As can be seen, the two kilims are similar, though maybe not woven by the same weaver. They clearly belong to the same group. But the one not at auction (bottom) is far more interesting with its dramatic and vibrant drawing and varying smaller motifs. As I have outlined in the beginning of this post what one has to think about Neolithic artifacts and absurd associations when looking at the main design elements of these two kelims, I do not want to repeat myself. That should be discussions of the 1980s and science has moved on since then.

The auction house estimates that the Hotamis kilim (above, top) was done in the 17th or 18th century. Its companion (at the bottom of the above picture) is not at auction, as is not another of Cassin's stellar kilims (see below). I am afraid, Cassin had to sell them (and even more, see below) for paying hospital expenses before he died.

That these kilims are so very special may not be recognized by many pundits who have not seen them "in the flesh". When Jack decided to discuss his collection on Facebook in 2017 (see my previous blog post), there had been a fierce discussion about archetypes, icons and provenance etc.
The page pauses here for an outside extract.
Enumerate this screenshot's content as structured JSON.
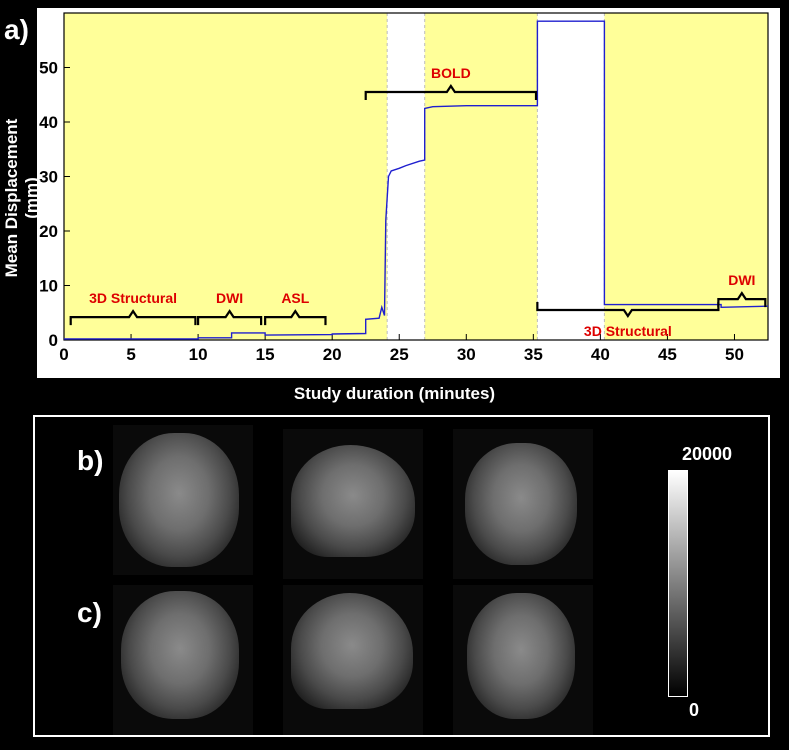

The above kilim was easily assigned to Aydin in Western Turkey by the FB group administrator, based on similar kilims from that area. That may well be. Cassin himself offers another location as he had found a very similar kilim, on his road trip to East Anatolia in 1981, in the Esrefoglu mosque in Beysehir. Of course, it may have been dropped there by tribesmen from Aydin in fact hundreds of years ago.
The above picture is a polaroid which Jack took in 1981 in Beysehir's mosque, showing that very similar kilim in situ (p. 114). These white-ground kilims may have been used in funerals as Cassin mentions. So, the natural place for storage of these beautiful weavings was probably a mosque.

It is hoped that these two absolutely outstanding kilims (the latter and the companion of that presently at auction) will surface one day.


Of Cassin's gorgeous collection of ten archaic or classical kilims (see above), seven are for sale at the auction.